Dans As Seen Below, il n’y a rien à interpréter, rien à décoder. Le spectateur est invité à éprouver avant de comprendre, à ressentir avant de nommer. Le ciel n’est plus un objet lointain, mais une présence immédiate, presque tangible. Cette suspension du jugement, cette mise entre parenthèses du sens, renvoie à ce que la phénoménologie appelle l’épochè : un moment de retrait du monde discursif pour revenir à l’expérience brute. Turrell ne propose pas une œuvre à lire, mais une situation à vivre.

 

Une décennie de conception et de collaboration

L’inauguration de As Seen Below – The Dome est l’aboutissement d’un processus de conception de plus de dix ans, inscrit dans le vaste projet d’extension du musée ARoS, intitulé The Next Level. Ce programme vise à repenser le musée comme un espace d’expérience autant que de contemplation, en intégrant des œuvres monumentales directement dans son architecture.

Turrell a été étroitement impliqué dans chaque étape du projet, du dessin du dôme au calibrage précis des séquences lumineuses. Rien n’a été laissé au hasard. Chaque variation de lumière, chaque transition chromatique a été pensée pour dialoguer avec les cycles naturels du jour, de la nuit et des saisons.

James Turrell au musée d’art ARos, lors de l’installation de As Seen Below – The Dome (juin 2025) © Musée d’art ARoS
Une œuvre-lieu, plus qu’une exposition

Il est essentiel de souligner que As Seen Below n’est pas une exposition temporaire, ni une installation événementielle. Il s’agit d’une œuvre-lieu, conçue pour durer, inscrite durablement dans l’architecture du musée. À ce titre, elle s’apparente davantage à une chapelle perceptive qu’à une salle d’exposition traditionnelle.

Cette dimension renforce son inscription dans le champ de l’art contemporain, plutôt que dans celui du design ou de l’architecture fonctionnelle. Ici, l’espace n’est pas conçu pour être utilisé, mais pour être vécu. La lumière n’est pas un outil, mais un médium.

 

Histoire de l’art : entre sacré, minimalisme et Land Art

Historiquement, l’œuvre de Turrell dialogue avec plusieurs traditions sans jamais s’y soumettre pleinement. Le dôme de As Seen Below évoque inévitablement le Panthéon de Rome, où l’oculus relie architecture humaine et cosmos. Mais là où l’architecture antique glorifiait le divin, Turrell retire toute transcendance explicite. Il ne sacralise pas le ciel ; il le rend présent.

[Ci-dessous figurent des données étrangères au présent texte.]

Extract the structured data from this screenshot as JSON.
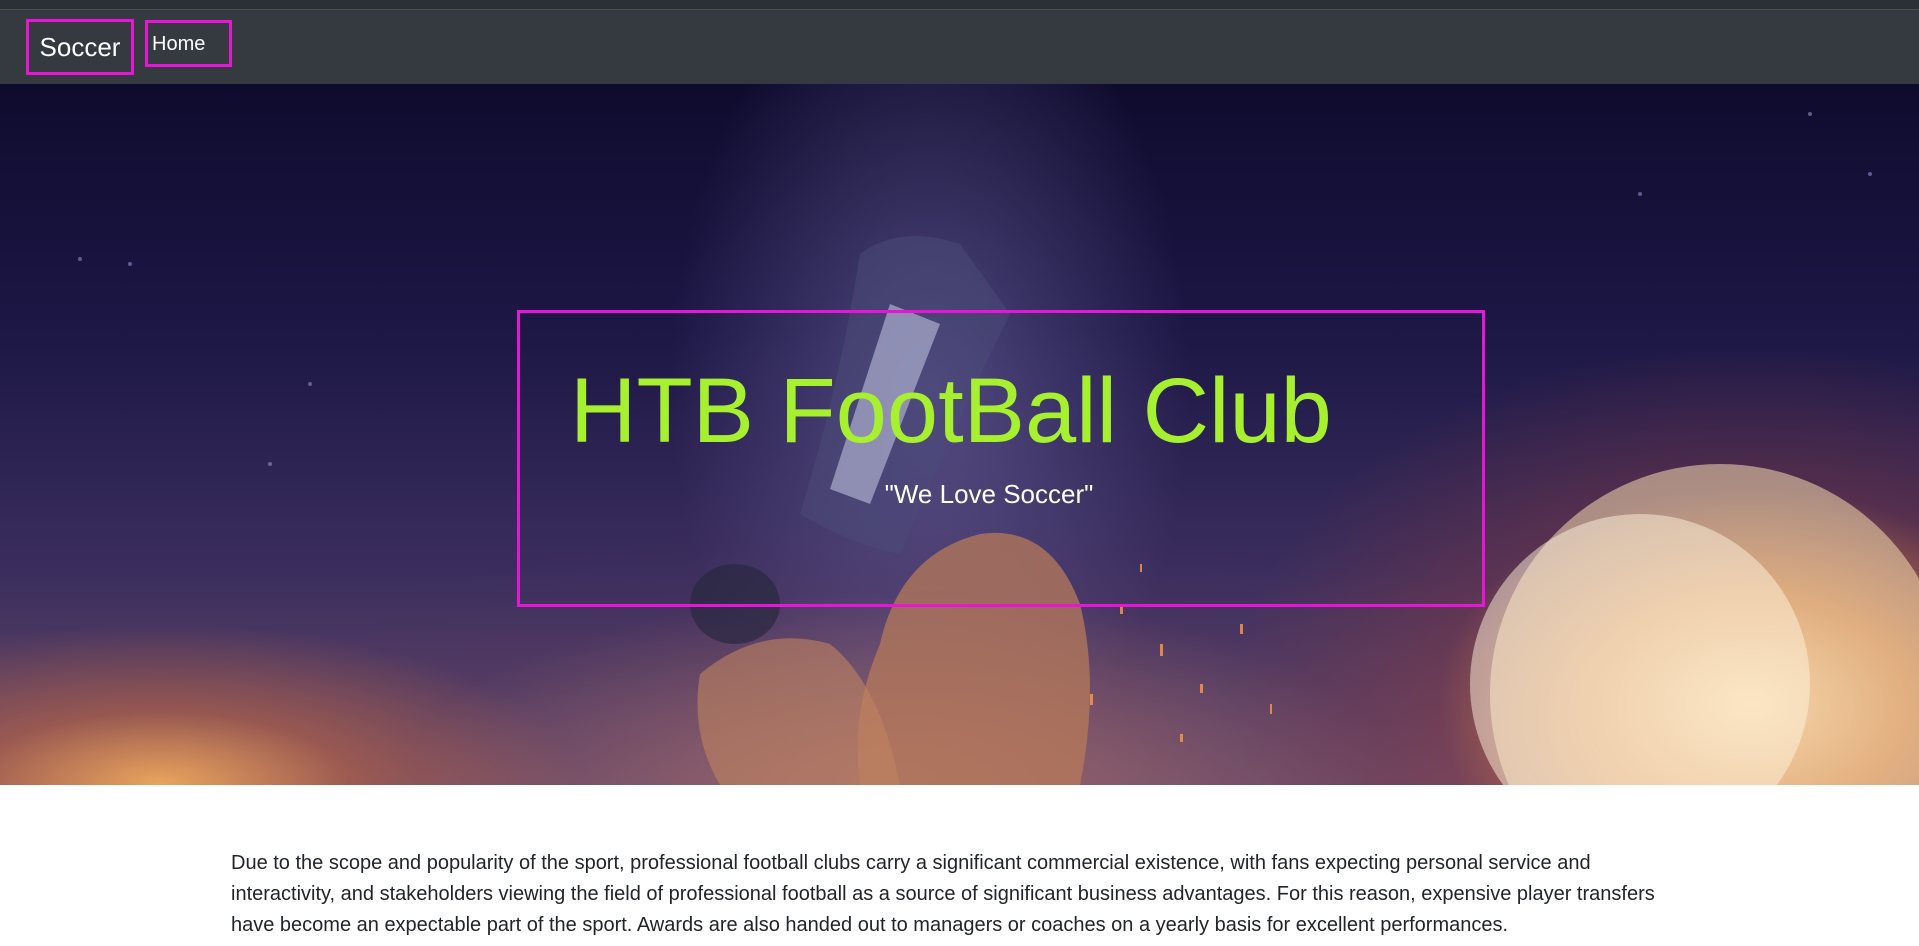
{
  "navbar": {
    "brand": "Soccer",
    "links": [
      {
        "label": "Home"
      }
    ]
  },
  "hero": {
    "title": "HTB FootBall Club",
    "subtitle": "\"We Love Soccer\"",
    "colors": {
      "title": "#a6f02f",
      "highlight_border": "#e815d6"
    }
  },
  "content": {
    "paragraph": "Due to the scope and popularity of the sport, professional football clubs carry a significant commercial existence, with fans expecting personal service and interactivity, and stakeholders viewing the field of professional football as a source of significant business advantages. For this reason, expensive player transfers have become an expectable part of the sport. Awards are also handed out to managers or coaches on a yearly basis for excellent performances."
  }
}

Son travail entretient également une parenté conceptuelle avec le minimalisme américain des années 1960, notamment dans son refus de l’expression personnelle et de la narration. Comme chez Donald Judd ou Robert Morris, l’œuvre existe dans la relation directe qu’elle entretient avec le corps du spectateur. Mais Turrell va plus loin : là où le minimalisme travaillait la matière, il travaille l’immatériel.

Enfin, son approche rejoint par certains aspects le Land Art, notamment dans l’attention portée aux phénomènes naturels et aux cycles du temps. À l’instar de son projet monumental Roden Crater, As Seen Below inscrit la perception humaine dans une temporalité cosmique, où l’œuvre ne se révèle jamais de la même manière.

As Seen Below – The Dome © Musée d’art ARoS
James Turrell, une œuvre hors du temps

À plus de quatre-vingts ans, James Turrell poursuit une trajectoire rare, presque intemporelle. Là où beaucoup d’artistes cherchent la rupture ou la synthèse finale, il continue d’approfondir une même question fondamentale : que signifie voir ?

As Seen Below n’est pas une conclusion, mais une amplification. Une œuvre qui refuse l’effet, la performance, la démonstration. Une œuvre qui rappelle que la perception est un territoire fragile, souvent négligé, mais essentiel. Dans un monde saturé d’images, Turrell propose une expérience sans image, ou plutôt une expérience où l’image n’existe qu’à travers l’acte de regarder.

 

Pourquoi cette œuvre compte aujourd’hui

Si cette Skyspace marque un moment clé dans l’œuvre de Turrell, c’est aussi parce qu’elle entre en résonance avec notre époque. À l’heure de l’hyper-stimulation, de la vitesse et de la distraction permanente, As Seen Below propose un contre-espace. Un lieu où le temps se dilate, où l’attention se reconstruit, où le regard retrouve sa profondeur.

Ce n’est pas une échappatoire nostalgique, mais une proposition radicalement contemporaine : rappeler que l’art peut encore être un espace d’expérience pure, sans écran, sans discours imposé, sans médiation excessive.